Уже не раз Клерамбо подвергался уличной брани. Но она его не тревожила. Может быть оттого, что он плохо отдавал себе отчет в опасности. Моро однажды встретил его за горячим спором, в кучке прохожих, с молодым буржуа свирепого вида, который в оскорбительной форме потребовал от него объяснений. Когда поэт говорил, поблизости раздался взрыв снаряда "большой Берты".* Клерамбо не обратил на него никакого внимания и спокойно продолжал излагать раздражительному собеседнику свою точку зрения. Было что-то комичное в этом упрямстве, и слушатели, как настоящие французы, это почувствовали и стали обмениваться не очень вежливыми, но беззлобными шуточками. Моро взял Клерамбо под руку, чтобы увести его. Клерамбо замолчал, посмотрел на смеявшихся, понял комизм своего положения и сам засмеялся вместе с другими.

* Немецкое тяжелое орудие, обстреливавшее Париж. (Прим. перев.)

– Вот сумасшедший старик… Не правда ли? – сказал он увлекавшему его Моро.

– Сумасшедших теперь много. Берегитесь! – довольно дерзко отвечал Моро.

Но Клерамбо не желал понимать.

Следствие по его делу вступило в новую фазу. Клерамбо было инкриминировано нарушение закона от 5 августа 1914 года, "карающего неблаговидные поступки во время войны": его обвинили в пацифистской пропаганде рабочим, среди которых Турон, по слухам, распространял статьи Клерамбо с согласия автора. Слухи были ни на чем не основаны: Клерамбо не знал ни о какой пропаганде подобного рода и не уполномочивал Турона вести ее. Турон мог это засвидетельствовать. – Но Турон как раз не давал на этот счет никаких показаний. Поведение его было странное. Вместо того чтобы устанавливать факты, он вилял, имел такой вид, будто что-то скрывает; даже как бы кичился этим: точно хотел возбудить подозрение, что он оказался недостаточно ловким. Беда была в том, что эти подозрения направлялись в сторону Клерамбо. Правда, Турон ничего не говорил против него и вообще против кого-либо. Он отказывался говорить. Но он давал понять, что, если бы захотел… Он не хотел. Его свели на очную ставку с Клерамбо. Он был безупречен, вел себя рыцарски. Приложив руку к сердцу, он стал уверять в своем сыновьем почтении к "Учителю", к "Другу". Выведенный из себя Клерамбо потребовал, чтобы он дал точный рассказ обо всем, что между ними произошло; но Турон продолжал свидетельствовать свою "непоколебимую" преданность: больше он ничего не скажет, ничего не прибавит к своим показаниям, берет все на себя…
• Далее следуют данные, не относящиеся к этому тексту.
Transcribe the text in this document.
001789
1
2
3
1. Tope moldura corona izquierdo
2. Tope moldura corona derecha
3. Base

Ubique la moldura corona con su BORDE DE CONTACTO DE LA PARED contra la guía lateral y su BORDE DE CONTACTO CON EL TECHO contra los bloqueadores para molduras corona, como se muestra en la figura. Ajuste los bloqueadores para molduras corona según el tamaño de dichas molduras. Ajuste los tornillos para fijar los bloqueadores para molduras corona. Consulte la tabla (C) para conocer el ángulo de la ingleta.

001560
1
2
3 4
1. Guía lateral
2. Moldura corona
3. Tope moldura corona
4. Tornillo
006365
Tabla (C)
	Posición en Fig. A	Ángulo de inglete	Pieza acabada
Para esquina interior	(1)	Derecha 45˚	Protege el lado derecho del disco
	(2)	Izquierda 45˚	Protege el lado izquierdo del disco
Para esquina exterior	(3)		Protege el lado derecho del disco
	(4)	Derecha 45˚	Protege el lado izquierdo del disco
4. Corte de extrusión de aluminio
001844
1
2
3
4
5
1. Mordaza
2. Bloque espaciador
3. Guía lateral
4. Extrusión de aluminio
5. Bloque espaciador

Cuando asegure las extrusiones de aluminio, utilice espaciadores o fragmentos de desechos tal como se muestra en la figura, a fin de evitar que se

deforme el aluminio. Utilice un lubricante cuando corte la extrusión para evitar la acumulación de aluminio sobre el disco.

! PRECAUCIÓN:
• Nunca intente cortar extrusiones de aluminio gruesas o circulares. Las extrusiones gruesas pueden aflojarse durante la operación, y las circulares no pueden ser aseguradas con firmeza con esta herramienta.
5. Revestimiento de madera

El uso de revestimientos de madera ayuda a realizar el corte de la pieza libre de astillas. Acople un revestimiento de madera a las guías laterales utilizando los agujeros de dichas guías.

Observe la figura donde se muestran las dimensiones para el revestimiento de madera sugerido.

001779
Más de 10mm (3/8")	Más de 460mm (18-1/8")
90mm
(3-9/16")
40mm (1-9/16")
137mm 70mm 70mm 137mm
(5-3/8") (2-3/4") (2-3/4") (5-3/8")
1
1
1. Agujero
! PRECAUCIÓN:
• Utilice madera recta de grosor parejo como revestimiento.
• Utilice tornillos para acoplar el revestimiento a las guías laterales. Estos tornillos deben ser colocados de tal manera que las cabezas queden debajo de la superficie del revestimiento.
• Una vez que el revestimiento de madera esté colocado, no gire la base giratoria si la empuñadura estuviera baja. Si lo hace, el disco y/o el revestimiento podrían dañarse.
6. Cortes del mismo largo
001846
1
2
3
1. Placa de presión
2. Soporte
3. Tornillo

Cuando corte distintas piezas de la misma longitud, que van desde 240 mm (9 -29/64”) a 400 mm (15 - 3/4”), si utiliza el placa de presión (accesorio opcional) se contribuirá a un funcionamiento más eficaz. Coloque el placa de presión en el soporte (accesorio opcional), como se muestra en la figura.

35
Он вышел из этой очной ставки возвеличенным, а Клерамбо заподозренным в том, что он укрывается за спиной своего верного вассала. Газеты не колеблясь обвинили его в трусости. Между тем вызовы в суд следовали за вызовами; в течение двух месяцев Клерамбо являлся на пустые допросы следователя, и дело его попрежнему оставалось в неопределенном состоянии. Казалось бы, что человек, которому предъявлены бездоказательные обвинения, которого так долго держали под оскорбительным подозрением, в праве рассчитывать на общественное сочувствие. Ничуть не бывало: неприязнь к нему только выросла; на него негодовали за то, что он еще не осужден. В прессе циркулировали нелепые россказни. Утверждали, будто по форме некоторых букв, по опечаткам, обнаруженным в брошюре Клерамбо, эксперты открыли, что она была напечатана немцами. Этот вздор казался правдоподобным, благодаря баснословному легковерию людей, которые были интеллигентными (так; по крайней мере, уверяли) до войны… четыре года тому назад, четыре года, казавшиеся веками…
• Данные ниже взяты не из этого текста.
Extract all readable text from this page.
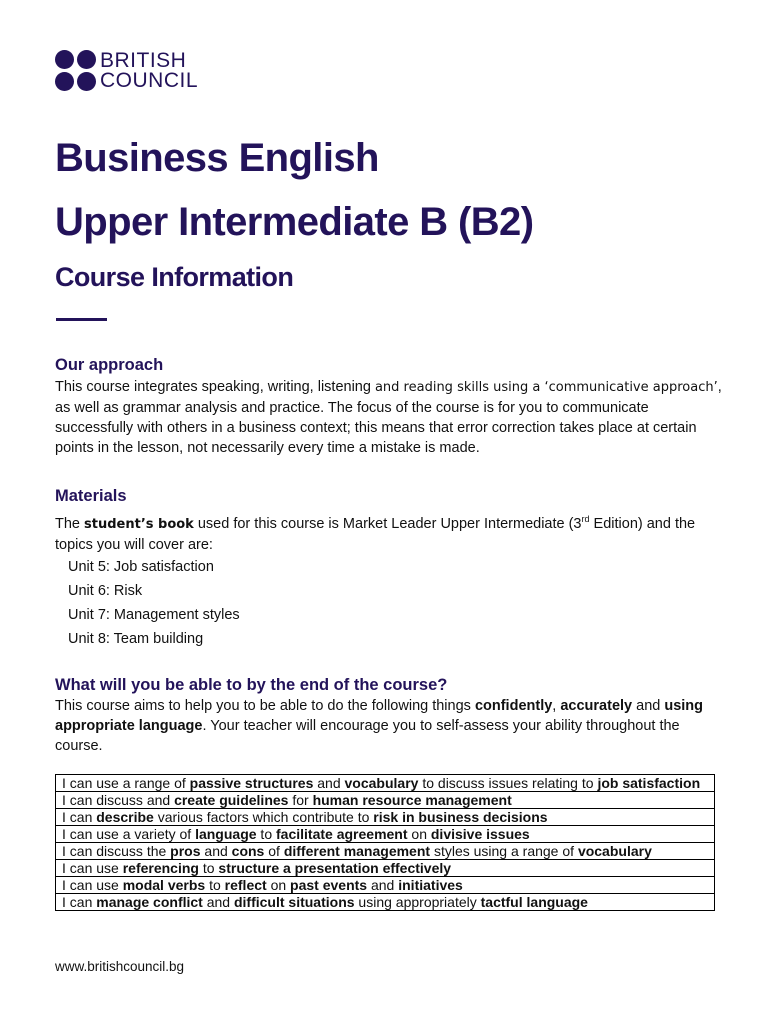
BRITISH
COUNCIL
Business English
Upper Intermediate B (B2)
Course Information
Our approach

This course integrates speaking, writing, listening and reading skills using a ‘communicative approach’, as well as grammar analysis and practice. The focus of the course is for you to communicate successfully with others in a business context; this means that error correction takes place at certain points in the lesson, not necessarily every time a mistake is made.

Materials

The student’s book used for this course is Market Leader Upper Intermediate (3rd Edition) and the topics you will cover are:

Unit 5: Job satisfaction
Unit 6: Risk
Unit 7: Management styles
Unit 8: Team building
What will you be able to by the end of the course?

This course aims to help you to be able to do the following things confidently, accurately and using appropriate language. Your teacher will encourage you to self-assess your ability throughout the course.

I can use a range of passive structures and vocabulary to discuss issues relating to job satisfaction
I can discuss and create guidelines for human resource management
I can describe various factors which contribute to risk in business decisions
I can use a variety of language to facilitate agreement on divisive issues
I can discuss the pros and cons of different management styles using a range of vocabulary
I can use referencing to structure a presentation effectively
I can use modal verbs to reflect on past events and initiatives
I can manage conflict and difficult situations using appropriately tactful language
www.britishcouncil.bg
Словом, эти честные люди осуждали своего собрата не имея никаких достоверных данных; это было не в первый раз и будет не в последний. Хорошо вышколенное общественное мнение возмущалось тем, что Клерамбо продолжал ходить на свободе; и реакционные газеты, боявшиеся, как бы добыча не ускользнула от них, обвиняли правосудие, старались его запугать, требовали, чтобы дело было изъято из гражданского суда и передано в военный. Очень скоро возбуждение достигло одного из тех пароксизмов, которые в Париже отличаются особенной ожесточенностью, хотя обыкновенно бывает непродолжительны. Наш рассудительный народ подвержен периодическим безумствам. Удивительно, каким образом люди, в большинстве своем не злые и от природы склонные к терпимости или к равнодушию, могут доходить до этих вспышек, гневного фанатизма, во время которых отрекаются и от своего сердца и от здравого смысла. Мне скажут, что наш народ похож на женщину по своим добродетелям и порокам, что тонкость его нервов, его чувствительность, так возвеличившая наше искусство и наш вкус, делают его по временам легкой добычей истерических припадков. Но мне кажется, что каждый народ бывает человеком только случайно, если понимать под человеком разумное животное, – допущение весьма лестное, но ни на чем не основанное. Люди пользуются разумом лишь время от времени. Усилие мысли очень скоро утомляет их. Мы приносим им облегчение, желая за них, желая того, что требует возможно меньших усилий. Они почти готовы ненавидеть новую мысль. Не будем их осуждать! Друг всех гонимых сказал со свойственной ему героической снисходительностью: "Они не ведают, что творят".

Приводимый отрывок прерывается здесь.